星月と崩壊の世界

碧猫

第1話 未来視の里


 今から五年前、私を残して、里のみんなが消えてしまった。私は、消えたみんなを探したけど、見つからなかった。


「人がいたのか。それも、まさか、素質持ちとは」


 消えた里のみんなを探している時、彼と出会った。私の、初恋の人。


「お初にお目にかかる。俺は、ウィン。貴女の名を聞いても良いだろうか?」


「リーミュナです」


「リーミュナ嬢、少し、話をしても良いだろうか?」


「はい」


 緑色の髪を、後ろに纏めて編んでいる。身長がなければ、女の子だと思ってしまう外見。私は、初めて会ったその人を、信じて良い人だと判断した。


「感謝する。それと、この里の者達の事、本当に、残念に思う。
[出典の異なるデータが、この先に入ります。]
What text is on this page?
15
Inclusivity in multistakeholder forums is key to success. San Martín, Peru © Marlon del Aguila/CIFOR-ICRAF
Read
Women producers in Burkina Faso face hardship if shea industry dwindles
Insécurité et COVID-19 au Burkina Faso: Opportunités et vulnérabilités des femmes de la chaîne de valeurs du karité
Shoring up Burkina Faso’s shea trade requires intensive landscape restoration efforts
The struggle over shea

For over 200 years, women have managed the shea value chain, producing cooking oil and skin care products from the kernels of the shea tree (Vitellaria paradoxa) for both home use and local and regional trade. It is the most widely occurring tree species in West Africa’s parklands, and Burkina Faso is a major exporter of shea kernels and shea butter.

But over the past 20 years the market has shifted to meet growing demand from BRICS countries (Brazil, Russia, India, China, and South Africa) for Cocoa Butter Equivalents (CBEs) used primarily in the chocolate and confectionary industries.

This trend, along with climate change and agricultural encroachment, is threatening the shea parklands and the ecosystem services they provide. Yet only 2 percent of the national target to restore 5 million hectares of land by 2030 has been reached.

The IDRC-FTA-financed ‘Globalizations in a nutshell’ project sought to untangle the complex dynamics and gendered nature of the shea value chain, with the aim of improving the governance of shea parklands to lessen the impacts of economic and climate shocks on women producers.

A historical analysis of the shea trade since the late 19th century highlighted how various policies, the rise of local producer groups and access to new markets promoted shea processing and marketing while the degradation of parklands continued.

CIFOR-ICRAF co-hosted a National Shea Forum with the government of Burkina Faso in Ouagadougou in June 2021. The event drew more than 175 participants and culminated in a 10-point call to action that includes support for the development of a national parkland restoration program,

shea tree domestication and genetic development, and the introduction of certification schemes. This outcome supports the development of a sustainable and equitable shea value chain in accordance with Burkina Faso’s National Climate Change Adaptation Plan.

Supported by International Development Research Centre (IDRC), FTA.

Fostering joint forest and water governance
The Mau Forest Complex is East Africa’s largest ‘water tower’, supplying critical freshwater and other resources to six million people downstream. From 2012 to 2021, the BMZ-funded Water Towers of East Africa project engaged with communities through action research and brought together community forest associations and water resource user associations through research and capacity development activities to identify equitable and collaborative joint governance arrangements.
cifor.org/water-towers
リーミュナ嬢は、なんらかの理由で、ここへはいなかったのだろう。里の者達は、魔法の研究に失敗して、姿を消した」


 魔法の研究。それを聞いて仕方がないと思ってしまった。私達種族にとっては、魔法の研究で何か起こる事は仕方がないと割り切る。


 魔法の研究と私達種族は切っても切れないから。


 でも、悲しいと思わないなんてできない。悲しむ心はある。


 私が泣くと、ウィンは、私をそっと抱きしめて、背中をさすってくれた。


「リーミュナ嬢、もし、望むのであれば、リーミュナ嬢の望む暮らしを提供する」


「理由を聞いて良いですか?」


「リーミュナ嬢は、御巫という言葉を聞いた事があるか?リーミュナ嬢には、星の御巫の素質がある。どこからか、知らない声が聞こえた事はないか?」


 何度もある。みんなに聞いても分からない声。その声が何か分からなくて、何度も悩んだ。幻聴と思って、聞かないようにしていた。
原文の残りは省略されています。